I very much enjoy your show on 77 WABC, NY. I have a well and the water pressure is very low, especially on the 2nd floor where the showers are. It affects the dishwasher as the dishes usually don’t come out clean. Is there any possible fix for this? The house is a bit over 50 years’ old – steel pipes. The well and pump are new (within the last 2 years). The pressure is even low in the basement (washing machine) which is very near the point of entry and near the holding tank.
How To Repair Steel Pipes Causing Poor Water Pressure
There are two possible causes for this issue. The first is the well. You need to determine how much water is being delivered at the point of entry. There should be a gauge on the pressure tank. If it is maintaining 60-80 pounds when off and 40-50 when running, it should be fine.
If the well pump and pressure tank are functioning properly, the most likely cause of this is your steel pipes.
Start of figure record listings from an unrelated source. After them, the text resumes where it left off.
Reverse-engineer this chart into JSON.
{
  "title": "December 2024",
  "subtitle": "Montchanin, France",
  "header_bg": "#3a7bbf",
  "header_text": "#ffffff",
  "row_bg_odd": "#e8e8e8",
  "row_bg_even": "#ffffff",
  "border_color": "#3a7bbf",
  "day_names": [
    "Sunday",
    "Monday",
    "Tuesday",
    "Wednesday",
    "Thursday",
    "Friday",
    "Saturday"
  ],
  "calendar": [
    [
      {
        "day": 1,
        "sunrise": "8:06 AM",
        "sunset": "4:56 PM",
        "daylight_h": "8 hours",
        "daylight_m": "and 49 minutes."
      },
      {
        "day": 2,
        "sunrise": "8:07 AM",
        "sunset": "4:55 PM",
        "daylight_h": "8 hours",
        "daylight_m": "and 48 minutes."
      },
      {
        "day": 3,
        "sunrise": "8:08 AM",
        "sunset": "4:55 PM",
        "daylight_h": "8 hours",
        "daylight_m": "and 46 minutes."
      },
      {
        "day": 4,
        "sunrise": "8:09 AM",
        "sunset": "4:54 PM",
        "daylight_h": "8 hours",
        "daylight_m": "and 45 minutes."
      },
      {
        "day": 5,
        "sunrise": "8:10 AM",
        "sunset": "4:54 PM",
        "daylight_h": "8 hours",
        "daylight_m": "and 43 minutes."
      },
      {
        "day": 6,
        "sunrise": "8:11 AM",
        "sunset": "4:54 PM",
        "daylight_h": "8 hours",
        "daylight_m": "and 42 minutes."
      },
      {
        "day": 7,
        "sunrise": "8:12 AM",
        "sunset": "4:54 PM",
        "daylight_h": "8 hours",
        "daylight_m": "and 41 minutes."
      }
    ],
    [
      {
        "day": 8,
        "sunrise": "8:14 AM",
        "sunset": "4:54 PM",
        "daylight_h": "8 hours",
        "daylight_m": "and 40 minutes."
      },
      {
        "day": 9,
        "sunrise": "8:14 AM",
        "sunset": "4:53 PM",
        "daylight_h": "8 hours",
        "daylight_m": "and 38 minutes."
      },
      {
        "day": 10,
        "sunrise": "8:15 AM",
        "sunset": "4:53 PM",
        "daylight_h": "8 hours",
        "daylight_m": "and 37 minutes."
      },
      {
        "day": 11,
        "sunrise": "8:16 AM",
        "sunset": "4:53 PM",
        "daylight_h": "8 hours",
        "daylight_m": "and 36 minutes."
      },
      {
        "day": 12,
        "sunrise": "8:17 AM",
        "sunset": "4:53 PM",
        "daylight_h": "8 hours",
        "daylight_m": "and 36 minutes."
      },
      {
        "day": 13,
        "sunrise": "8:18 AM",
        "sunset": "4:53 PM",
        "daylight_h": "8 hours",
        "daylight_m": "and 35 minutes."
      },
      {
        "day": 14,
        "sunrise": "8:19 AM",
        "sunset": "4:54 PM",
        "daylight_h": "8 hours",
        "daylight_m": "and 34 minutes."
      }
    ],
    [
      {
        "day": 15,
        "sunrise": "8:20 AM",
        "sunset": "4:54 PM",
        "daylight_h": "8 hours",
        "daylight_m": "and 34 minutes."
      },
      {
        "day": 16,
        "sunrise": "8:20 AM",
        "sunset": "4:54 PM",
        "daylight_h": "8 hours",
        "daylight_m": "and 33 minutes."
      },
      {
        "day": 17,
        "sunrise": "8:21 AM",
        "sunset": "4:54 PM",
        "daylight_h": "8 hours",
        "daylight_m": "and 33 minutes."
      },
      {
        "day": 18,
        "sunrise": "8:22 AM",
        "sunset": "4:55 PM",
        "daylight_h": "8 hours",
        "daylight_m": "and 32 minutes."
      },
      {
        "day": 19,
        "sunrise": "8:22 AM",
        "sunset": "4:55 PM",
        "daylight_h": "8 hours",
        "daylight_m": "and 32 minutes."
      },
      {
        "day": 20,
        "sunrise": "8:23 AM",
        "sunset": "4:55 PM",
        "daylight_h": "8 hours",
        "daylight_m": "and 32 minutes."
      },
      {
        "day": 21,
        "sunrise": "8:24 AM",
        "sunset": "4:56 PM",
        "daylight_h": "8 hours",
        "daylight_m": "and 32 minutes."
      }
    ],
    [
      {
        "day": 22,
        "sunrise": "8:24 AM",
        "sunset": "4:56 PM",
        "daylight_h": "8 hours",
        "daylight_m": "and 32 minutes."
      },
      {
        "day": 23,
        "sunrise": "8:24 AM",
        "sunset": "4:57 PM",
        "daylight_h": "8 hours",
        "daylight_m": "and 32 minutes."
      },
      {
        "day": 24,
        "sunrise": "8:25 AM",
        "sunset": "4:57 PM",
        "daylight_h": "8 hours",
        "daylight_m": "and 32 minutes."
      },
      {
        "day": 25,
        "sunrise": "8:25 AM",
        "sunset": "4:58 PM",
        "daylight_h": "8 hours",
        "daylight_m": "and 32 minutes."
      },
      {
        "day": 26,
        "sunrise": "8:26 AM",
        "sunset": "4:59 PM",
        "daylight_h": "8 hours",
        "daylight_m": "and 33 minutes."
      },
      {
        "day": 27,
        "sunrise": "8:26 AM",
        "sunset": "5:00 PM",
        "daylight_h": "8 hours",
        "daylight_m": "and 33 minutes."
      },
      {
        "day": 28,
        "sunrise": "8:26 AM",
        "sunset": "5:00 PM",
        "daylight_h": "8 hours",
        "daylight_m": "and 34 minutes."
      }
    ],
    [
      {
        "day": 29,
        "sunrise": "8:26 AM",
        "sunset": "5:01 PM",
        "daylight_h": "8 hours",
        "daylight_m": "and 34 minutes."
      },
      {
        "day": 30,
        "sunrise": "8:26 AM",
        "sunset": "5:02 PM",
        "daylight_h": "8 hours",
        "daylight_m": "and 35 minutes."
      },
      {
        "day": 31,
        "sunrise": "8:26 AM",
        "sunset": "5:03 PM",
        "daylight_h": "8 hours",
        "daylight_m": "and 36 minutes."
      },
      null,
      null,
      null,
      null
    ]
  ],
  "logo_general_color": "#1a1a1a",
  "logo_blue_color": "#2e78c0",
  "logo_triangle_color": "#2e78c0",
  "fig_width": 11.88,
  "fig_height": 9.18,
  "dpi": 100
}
As steel plumbing pipes age, they rust, internally, and slowly but surely close down like a clogged artery. Steel expands to 8 times it’s original thickness when it rusts. I have cut open pipes and found them completely clogged by steel.
If your pipes have to be replaced, it is expensive and complicated. I’d recommend a three step approach:
1. First, replace the main water line from the well to the house;
2. Second, replace all accessible, horizontal, steel pipes, such as those in the basement;
3. Finally, replace the inaccessible pipes, such as those that feed the upstairs baths, on a case-by-case basis.
As each step is completed, you’ll most likely see a marked improvement in water flow. Finally, keep a close eye on the outside of these pipes. The rust will eventually pierce the outer wall and leak. If you see white, crusty, scabs on the outside of the pipe, don’t touch them. This are leaks where water has gotten through and evaporated leaving a mineral salt deposit that sealed the pipe. Pipe like that are in imminent danger of a major leak and should be replaced promptly.